Sen. Clinton on the Libby commutation

Matthew Hoy
By Matthew Hoy on July 3, 2007

You can cut the hypocrisy with knife.

Ms Clinton, a frontrunner in the Democratic race for the presidency, said she was incensed by the move.

"What we saw today was elevating cronyism over the rule of law. And what we saw today was further evidence that this administration has no regard whatsoever for what needs to be held sacred," she told the BBC.

A little tap on the way back button brings us to Travelgate.

The White House travel office controversy, often referred to as Travelgate, was the first major scandal of the Clinton administration. It began in May 1993, when seven longtime employees of the White House Travel Office were fired, after a brief involvement by Federal Bureau of Investigation. The White House said the action was due to financial improprieties in the office operation. Critics said the actions were done to allow friends of the Clintons to take over the travel business and that the involvement of the FBI was unwarranted. Heavy media attention forced the White House to reinstate most of the employees in other jobs and remove the Clinton associates from the travel role.

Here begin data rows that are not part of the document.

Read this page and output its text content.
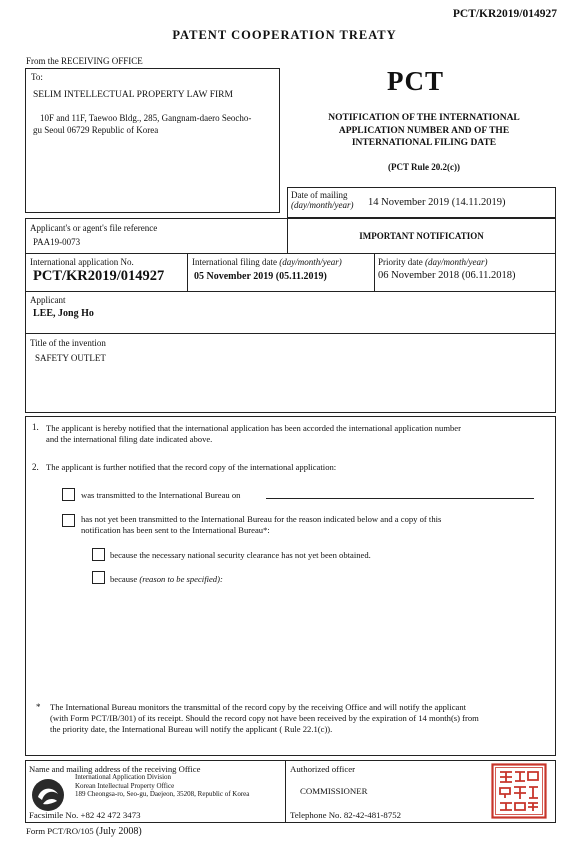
PCT/KR2019/014927
PATENT COOPERATION TREATY
From the RECEIVING OFFICE
To:
SELIM INTELLECTUAL PROPERTY LAW FIRM
10F and 11F, Taewoo Bldg., 285, Gangnam-daero Seocho-
gu Seoul 06729 Republic of Korea
PCT
NOTIFICATION OF THE INTERNATIONAL
APPLICATION NUMBER AND OF THE
INTERNATIONAL FILING DATE
(PCT Rule 20.2(c))
Date of mailing
(day/month/year) 14 November 2019 (14.11.2019)
Applicant's or agent's file reference
PAA19-0073
IMPORTANT NOTIFICATION
International application No.
PCT/KR2019/014927
International filing date (day/month/year)
05 November 2019 (05.11.2019)
Priority date (day/month/year)
06 November 2018 (06.11.2018)
Applicant
LEE, Jong Ho
Title of the invention
SAFETY OUTLET
1. The applicant is hereby notified that the international application has been accorded the international application number
and the international filing date indicated above.
2. The applicant is further notified that the record copy of the international application:
was transmitted to the International Bureau on
has not yet been transmitted to the International Bureau for the reason indicated below and a copy of this
notification has been sent to the International Bureau*:
because the necessary national security clearance has not yet been obtained.
because (reason to be specified):
* The International Bureau monitors the transmittal of the record copy by the receiving Office and will notify the applicant
(with Form PCT/IB/301) of its receipt. Should the record copy not have been received by the expiration of 14 month(s) from
the priority date, the International Bureau will notify the applicant ( Rule 22.1(c)).
Name and mailing address of the receiving Office
International Application Division
Korean Intellectual Property Office
189 Cheongsa-ro, Seo-gu, Daejeon, 35208, Republic of Korea
Facsimile No. +82 42 472 3473
Authorized officer
COMMISSIONER
Telephone No. 82-42-481-8752
Form PCT/RO/105 (July 2008)
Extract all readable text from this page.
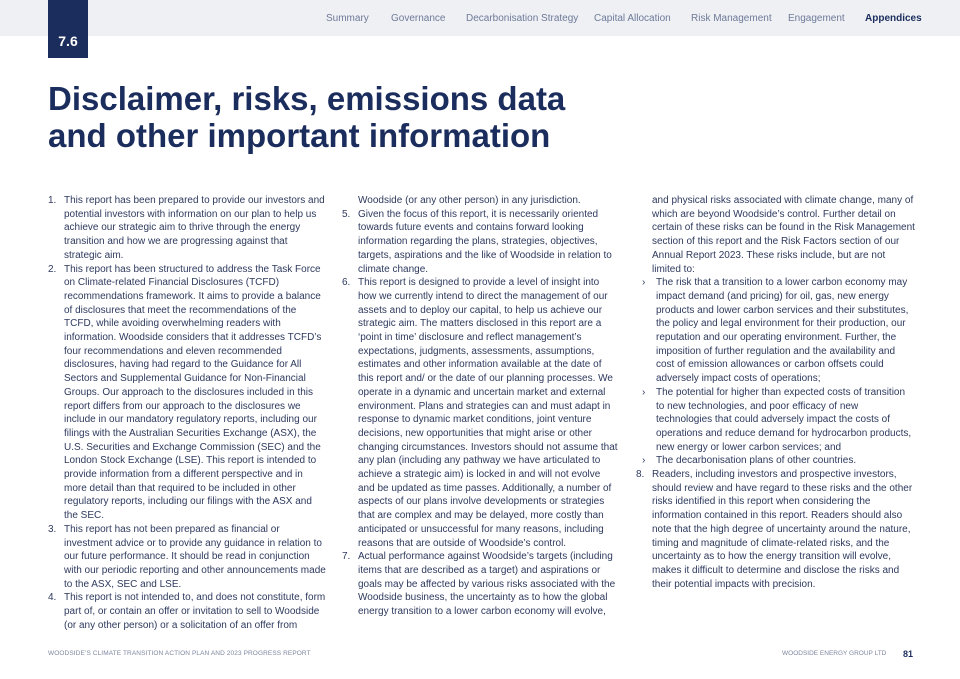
7.6
Summary Governance Decarbonisation Strategy Capital Allocation Risk Management Engagement Appendices
Disclaimer, risks, emissions data
and other important information
1. This report has been prepared to provide our investors and potential investors with information on our plan to help us achieve our strategic aim to thrive through the energy transition and how we are progressing against that strategic aim.
2. This report has been structured to address the Task Force on Climate-related Financial Disclosures (TCFD) recommendations framework. It aims to provide a balance of disclosures that meet the recommendations of the TCFD, while avoiding overwhelming readers with information. Woodside considers that it addresses TCFD’s four recommendations and eleven recommended disclosures, having had regard to the Guidance for All Sectors and Supplemental Guidance for Non-Financial Groups. Our approach to the disclosures included in this report differs from our approach to the disclosures we include in our mandatory regulatory reports, including our filings with the Australian Securities Exchange (ASX), the U.S. Securities and Exchange Commission (SEC) and the London Stock Exchange (LSE). This report is intended to provide information from a different perspective and in more detail than that required to be included in other regulatory reports, including our filings with the ASX and the SEC.
3. This report has not been prepared as financial or investment advice or to provide any guidance in relation to our future performance. It should be read in conjunction with our periodic reporting and other announcements made to the ASX, SEC and LSE.
4. This report is not intended to, and does not constitute, form part of, or contain an offer or invitation to sell to Woodside (or any other person) or a solicitation of an offer from

Woodside (or any other person) in any jurisdiction.

5. Given the focus of this report, it is necessarily oriented towards future events and contains forward looking information regarding the plans, strategies, objectives, targets, aspirations and the like of Woodside in relation to climate change.
6. This report is designed to provide a level of insight into how we currently intend to direct the management of our assets and to deploy our capital, to help us achieve our strategic aim. The matters disclosed in this report are a ‘point in time’ disclosure and reflect management’s expectations, judgments, assessments, assumptions, estimates and other information available at the date of this report and/ or the date of our planning processes. We operate in a dynamic and uncertain market and external environment. Plans and strategies can and must adapt in response to dynamic market conditions, joint venture decisions, new opportunities that might arise or other changing circumstances. Investors should not assume that any plan (including any pathway we have articulated to achieve a strategic aim) is locked in and will not evolve and be updated as time passes. Additionally, a number of aspects of our plans involve developments or strategies that are complex and may be delayed, more costly than anticipated or unsuccessful for many reasons, including reasons that are outside of Woodside’s control.
7. Actual performance against Woodside’s targets (including items that are described as a target) and aspirations or goals may be affected by various risks associated with the Woodside business, the uncertainty as to how the global energy transition to a lower carbon economy will evolve,

and physical risks associated with climate change, many of which are beyond Woodside’s control. Further detail on certain of these risks can be found in the Risk Management section of this report and the Risk Factors section of our Annual Report 2023. These risks include, but are not limited to:

› The risk that a transition to a lower carbon economy may impact demand (and pricing) for oil, gas, new energy products and lower carbon services and their substitutes, the policy and legal environment for their production, our reputation and our operating environment. Further, the imposition of further regulation and the availability and cost of emission allowances or carbon offsets could adversely impact costs of operations;
› The potential for higher than expected costs of transition to new technologies, and poor efficacy of new technologies that could adversely impact the costs of operations and reduce demand for hydrocarbon products, new energy or lower carbon services; and
› The decarbonisation plans of other countries.
8. Readers, including investors and prospective investors, should review and have regard to these risks and the other risks identified in this report when considering the information contained in this report. Readers should also note that the high degree of uncertainty around the nature, timing and magnitude of climate-related risks, and the uncertainty as to how the energy transition will evolve, makes it difficult to determine and disclose the risks and their potential impacts with precision.
WOODSIDE’S CLIMATE TRANSITION ACTION PLAN AND 2023 PROGRESS REPORT	WOODSIDE ENERGY GROUP LTD 81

Investigations by the FBI and the Justice Department, the White House itself, the General Accounting Office, the House Government Reform and Oversight Committee, and the Whitewater Independent Counsel all took place over the subsequent years. Travel Office Director Billy Dale was charged with embezzlement but found not guilty at trial in 1995. First Lady Hillary Rodham Clinton gradually came under scrutiny for having played a central role in the firings and not making true statements about her role in it.

In 1998 Independent Counsel Kenneth Starr exonerated President Bill Clinton of any involvement in the matter. In 2000 Independent Counsel Robert Ray issued his final report on Travelgate, stating that Hillary Clinton had made factually false statements but saying there was insufficient evidence to prosecute her.

Well, at least she knows of what she speaks.

If Sen. Clinton wins the nomination, she's in big trouble in the general election. The media and her opponents have not bothered to bring up some of the more unsavory aspects of the first Clinton administration -- it's something that the GOP and conservative 527s won't hesitate to do.

Heck, some intrepid reporter might even have the gall to bring up the fact that her husband pardoned the alleged co-conspirator of her national campaign chairman.